'Where's the Revolution'.
Where's the question mark?
Perhaps it's missing because, as ever, there are more questions than answers.
"Doesn't matter what you lose… it only matters what you choose"
'Conviction' is the word that comes to mind when I consider Jack. A few years back Di and I were invited to a New Year's Eve party at the now defunct Convent in Stroud. Enthusiastically run by maverick eccentric Matt Roberts, within minutes of arrival we were promoted from guests to Stage Manager (me) and Number 1 Cameraman (Di). It was quite a night: particularly considering Matt's generous gift of a free bar. During the soundcheck my ear was taken by a fashionably disheveled gent crouched over the piano, wrenching a beautifully baleful ballad from the ivories. There was a whiff of Tom Waits in the grainy delivery. The injury was clear, the conviction compelling. Later at the bar I was introduced to the performer as Jack Henderson. It turned out that Jack and I had something in common: he and my musical partner Marcus Cliffe had previously worked together on a project or two.
Jack and I stayed in touch and, last year, I was offered a chance to hear new songs as work in progress. The sketches were incomplete but fascinating. I offered vague encouragement and moved on. And then early this year a package dropped on my doorstep: Jack in a box! His newly completed album 'Where's the Revolution' sat atop my 'to listen to' pile and... somehow got buried.
In the meantime I'd read about Jack's need to make this a homespun album. It was clear that here was a man in command of his craft, but one who was guided as much by budget as by instinct.
“If necessity is the mother of invention then 'Where’s The Revolution' is largely the result of that confluence of necessity and invention. Sometimes limitations can be liberating and for this album I wanted to explore what would happen if I recorded, produced and more or less played everything myself whilst embracing those limitations, both physical and financial, head-on. There was no overarching manifesto and I wanted to let the songs dictate their own course and allow the imposed imperfections to constitute the very soul of the record.”
Months later, this morning I dug out the album and finally got around to breaking the seal. First impressions are that the soundscape has been vastly improved from what I'd previously heard. The production has pushed Jack's voice to the fore, but there is a musical muscularity that belies the domestic source and more than matches the muse. The arrangements are traditional songwriter fare: piano and electric guitar the primary colors. A wobbly mellotron wanders into the room occasionally to reinforce a woozy sensibility.

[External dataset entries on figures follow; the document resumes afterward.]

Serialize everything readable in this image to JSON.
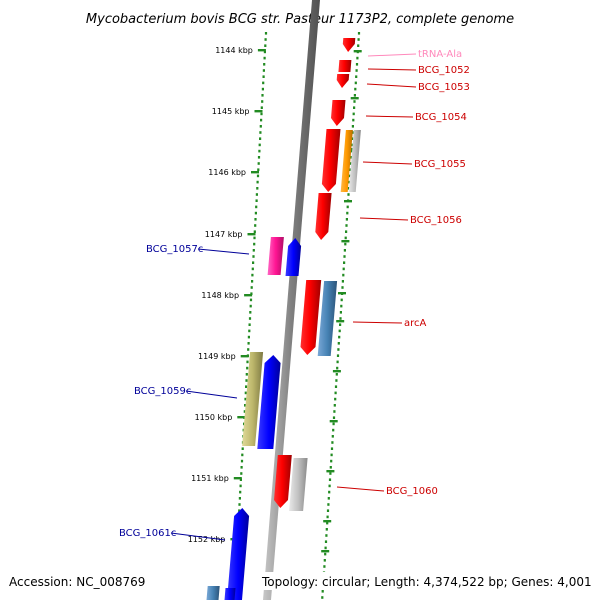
{
  "map": {
    "title": "Mycobacterium bovis BCG str. Pasteur 1173P2, complete genome",
    "accession": "Accession: NC_008769",
    "topology": "Topology: circular; Length: 4,374,522 bp; Genes: 4,001"
  },
  "ticks": [
    "1144 kbp",
    "1145 kbp",
    "1146 kbp",
    "1147 kbp",
    "1148 kbp",
    "1149 kbp",
    "1150 kbp",
    "1151 kbp",
    "1152 kbp"
  ],
  "genes": [
    {
      "label": "tRNA-Ala",
      "strand": "forward",
      "color": "#ff88bb"
    },
    {
      "label": "BCG_1052",
      "strand": "forward",
      "color": "#ff0000"
    },
    {
      "label": "BCG_1053",
      "strand": "forward",
      "color": "#ff0000"
    },
    {
      "label": "BCG_1054",
      "strand": "forward",
      "color": "#ff0000"
    },
    {
      "label": "BCG_1055",
      "strand": "forward",
      "color": "#ff0000"
    },
    {
      "label": "BCG_1056",
      "strand": "forward",
      "color": "#ff0000"
    },
    {
      "label": "BCG_1057c",
      "strand": "reverse",
      "color": "#ff1493"
    },
    {
      "label": "arcA",
      "strand": "forward",
      "color": "#ff0000"
    },
    {
      "label": "BCG_1059c",
      "strand": "reverse",
      "color": "#0000ff"
    },
    {
      "label": "BCG_1060",
      "strand": "forward",
      "color": "#ff0000"
    },
    {
      "label": "BCG_1061c",
      "strand": "reverse",
      "color": "#0000ff"
    }
  ],
  "colors": {
    "backbone": "#808080",
    "tick_mark": "#228b22",
    "forward_label": "#cc0000",
    "reverse_label": "#000099",
    "trna_label": "#ff88bb",
    "cds_red": "#ff0000",
    "cds_blue": "#0000ff",
    "cds_pink": "#ff1493",
    "cds_orange": "#ff9900",
    "cds_steel": "#4682b4",
    "cds_khaki": "#bdb76b",
    "cds_gray": "#c0c0c0"
  }
}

Comparisons can be odious so let's get them out of the way early. I can hear 70s Bowie floating in the high register; Joseph Arthur lurks in the mid shadows; whilst Waits and Dylan haunt the bottom end. And yet Jack's timbre has a unique, genuinely engaging quality in its quivering delivery. As he earnestly totes the mundanities, again, 'conviction' is the byword here. You believe that Jack believes everything he's singing about. And whilst he's got nothing particularly revolutionary to say, he says it with such conviction that you can't help but buy into these passionate paeans of disillusion. I've got 'imaginatively familiar in his melancholy' scribbled down here. Jack says it so much better:
“We’re often acutely aware of our own failings. We all have the capacity for occasional acts of selfishness, anger or jealousy, but those need not be what define us. We are all capable of acts of incredible kindness and self-sacrifice too. Perhaps we begin caring for each other by forgiving and being kind to ourselves first and recognising our shared human condition. We are so much better than we think we are and if we devote our energies to building the world we want to live in and pass on to generations that follow us we become the hope that truly remains.”

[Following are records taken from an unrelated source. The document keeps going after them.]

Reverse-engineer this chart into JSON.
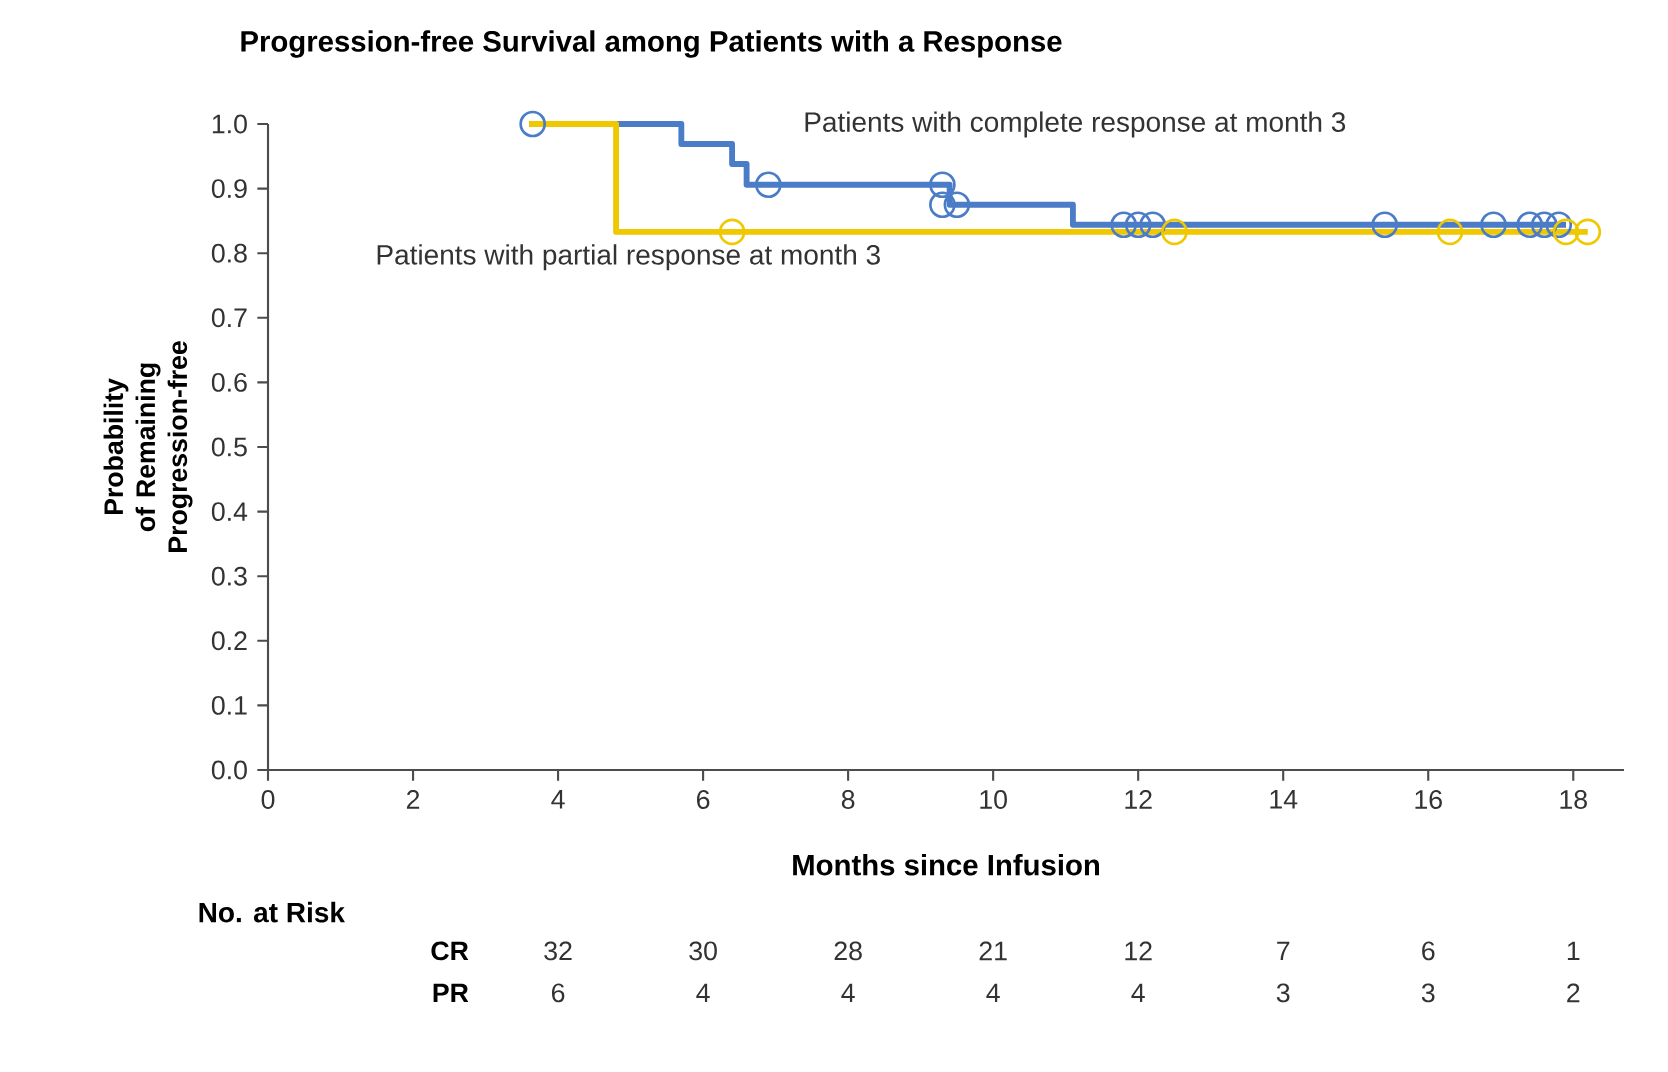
{
  "chart_data": {
    "type": "step",
    "title": "Progression-free Survival among Patients with a Response",
    "xlabel": "Months since Infusion",
    "ylabel": "Probability of Remaining Progression-free",
    "xlim": [
      0,
      18.7
    ],
    "xticks": [
      0,
      2,
      4,
      6,
      8,
      10,
      12,
      14,
      16,
      18
    ],
    "ylim": [
      0,
      1.0
    ],
    "yticks": [
      {
        "value": 0,
        "label": "0.0"
      },
      {
        "value": 0.1,
        "label": "0.1"
      },
      {
        "value": 0.2,
        "label": "0.2"
      },
      {
        "value": 0.3,
        "label": "0.3"
      },
      {
        "value": 0.4,
        "label": "0.4"
      },
      {
        "value": 0.5,
        "label": "0.5"
      },
      {
        "value": 0.6,
        "label": "0.6"
      },
      {
        "value": 0.7,
        "label": "0.7"
      },
      {
        "value": 0.8,
        "label": "0.8"
      },
      {
        "value": 0.9,
        "label": "0.9"
      },
      {
        "value": 1.0,
        "label": "1.0"
      }
    ],
    "grid": false,
    "series": [
      {
        "name": "Patients with complete response at month 3",
        "color": "#4a7cc7",
        "marker": "none",
        "x": [
          3.6,
          5.7,
          6.4,
          6.6,
          9.4,
          11.1,
          17.9
        ],
        "values": [
          1.0,
          0.969,
          0.938,
          0.906,
          0.875,
          0.844,
          0.844
        ]
      },
      {
        "name": "Patients with partial response at month 3",
        "color": "#f0c800",
        "marker": "none",
        "x": [
          3.6,
          4.8,
          18.2
        ],
        "values": [
          1.0,
          0.833,
          0.833
        ]
      },
      {
        "type": "scatter",
        "color": "#4a7cc7",
        "marker": "circle",
        "x": [
          3.65,
          6.9,
          9.3,
          9.3,
          9.5,
          11.8,
          12.0,
          12.2,
          15.4,
          16.9,
          17.4,
          17.6,
          17.8
        ],
        "values": [
          1.0,
          0.906,
          0.906,
          0.875,
          0.875,
          0.844,
          0.844,
          0.844,
          0.844,
          0.844,
          0.844,
          0.844,
          0.844
        ]
      },
      {
        "type": "scatter",
        "color": "#f0c800",
        "marker": "circle",
        "x": [
          6.4,
          12.5,
          16.3,
          17.9,
          18.2
        ],
        "values": [
          0.833,
          0.833,
          0.833,
          0.833,
          0.833
        ]
      }
    ],
    "annotations": [
      "No. at Risk",
      "CR",
      "32",
      "30",
      "28",
      "21",
      "12",
      "7",
      "6",
      "1",
      "PR",
      "6",
      "4",
      "4",
      "4",
      "4",
      "3",
      "3",
      "2"
    ]
  }
}
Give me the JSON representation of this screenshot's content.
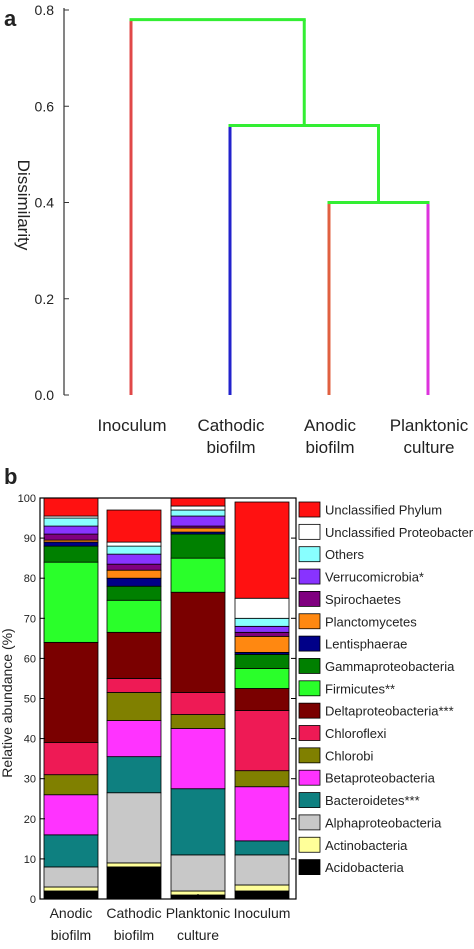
{
  "chart_data": [
    {
      "type": "dendrogram",
      "panel_label": "a",
      "ylabel": "Dissimilarity",
      "ylim": [
        0.0,
        0.8
      ],
      "yticks": [
        "0.0",
        "0.2",
        "0.4",
        "0.6",
        "0.8"
      ],
      "leaves": [
        {
          "lines": [
            "Inoculum"
          ],
          "color": "#e04848"
        },
        {
          "lines": [
            "Cathodic",
            "biofilm"
          ],
          "color": "#2222cc"
        },
        {
          "lines": [
            "Anodic",
            "biofilm"
          ],
          "color": "#e06040"
        },
        {
          "lines": [
            "Planktonic",
            "culture"
          ],
          "color": "#dd33dd"
        }
      ],
      "merges": [
        {
          "left": 2,
          "right": 3,
          "height": 0.4
        },
        {
          "left": 1,
          "right": "m0",
          "height": 0.56
        },
        {
          "left": 0,
          "right": "m1",
          "height": 0.78
        }
      ],
      "link_color": "#33ee33"
    },
    {
      "type": "stacked_bar",
      "panel_label": "b",
      "ylabel": "Relative abundance (%)",
      "ylim": [
        0,
        100
      ],
      "yticks": [
        "0",
        "10",
        "20",
        "30",
        "40",
        "50",
        "60",
        "70",
        "80",
        "90",
        "100"
      ],
      "categories": [
        [
          "Anodic",
          "biofilm"
        ],
        [
          "Cathodic",
          "biofilm"
        ],
        [
          "Planktonic",
          "culture"
        ],
        [
          "Inoculum"
        ]
      ],
      "series": [
        {
          "name": "Acidobacteria",
          "color": "#000000",
          "values": [
            2,
            8,
            1,
            2
          ]
        },
        {
          "name": "Actinobacteria",
          "color": "#ffff99",
          "values": [
            1,
            1,
            1,
            1.5
          ]
        },
        {
          "name": "Alphaproteobacteria",
          "color": "#c8c8c8",
          "values": [
            5,
            17.5,
            9,
            7.5
          ]
        },
        {
          "name": "Bacteroidetes***",
          "color": "#0e8080",
          "values": [
            8,
            9,
            16.5,
            3.5
          ]
        },
        {
          "name": "Betaproteobacteria",
          "color": "#ff33ff",
          "values": [
            10,
            9,
            15,
            13.5
          ]
        },
        {
          "name": "Chlorobi",
          "color": "#808000",
          "values": [
            5,
            7,
            3.5,
            4
          ]
        },
        {
          "name": "Chloroflexi",
          "color": "#ee1a55",
          "values": [
            8,
            3.5,
            5.5,
            15
          ]
        },
        {
          "name": "Deltaproteobacteria***",
          "color": "#7a0000",
          "values": [
            25,
            11.5,
            25,
            5.5
          ]
        },
        {
          "name": "Firmicutes**",
          "color": "#2aff2a",
          "values": [
            20,
            8,
            8.5,
            5
          ]
        },
        {
          "name": "Gammaproteobacteria",
          "color": "#008000",
          "values": [
            4,
            3.5,
            6,
            3.5
          ]
        },
        {
          "name": "Lentisphaerae",
          "color": "#000088",
          "values": [
            1,
            2,
            0.5,
            0.5
          ]
        },
        {
          "name": "Planctomycetes",
          "color": "#ff8811",
          "values": [
            0.5,
            2,
            1,
            4
          ]
        },
        {
          "name": "Spirochaetes",
          "color": "#800080",
          "values": [
            1.5,
            1.5,
            0.5,
            1
          ]
        },
        {
          "name": "Verrucomicrobia*",
          "color": "#8833ff",
          "values": [
            2,
            2.5,
            2.5,
            1.5
          ]
        },
        {
          "name": "Others",
          "color": "#88ffff",
          "values": [
            2,
            2,
            1.5,
            2
          ]
        },
        {
          "name": "Unclassified Proteobacteria",
          "color": "#ffffff",
          "values": [
            0.5,
            1,
            1,
            5
          ]
        },
        {
          "name": "Unclassified Phylum",
          "color": "#ff1111",
          "values": [
            4.5,
            8,
            2,
            24
          ]
        }
      ]
    }
  ]
}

Ever hopeful then, but you can tell from the title track that Jack's not a happy bunny: “I'm sick of these clockwork clowns and their silly little paper crowns. Reckless disaffection, constant disconnection, squeeze you till you’re almost sick, We don’t have to take this shit, Oh my dear, where’s the revolution now”. Thankfully, we are talking a gentle revolution here. Jack's not breaking windows; it's your heart he's after. There's compassion in abundance. 'Stars' is a beatific hymn to hope. He's too smart to tell us that he's looking up from the gutter, but you kind of get that his boots are well worn and muddy as he gazes at the heavens: a journeyman considering the journey and the journey's end. 'We are castaways: so good, so far... We are the conscious light that lingers on: a hope that will remain when we have gone."
'It's only Rain' completes the set contemplatively, reinforcing the compelling image of the slightly crumpled, flesh wounded Everyman.
'Don't be afraid, it's only rain. Nothing we haven't seen before'.
Indeed.
And yet... there's something charming in Henderson's wide-eyed injury, in the way that he catches and caresses the quotidian as 'penny drop' moments.
His is a true heart, a familiar flight, a journey worth sharing.
How could you not want for the company of a man who leaves the room thus:
"Every dying star leaves a trail across the universe. Every weary pilgrim goes on believing, and every broken heart goes on beating."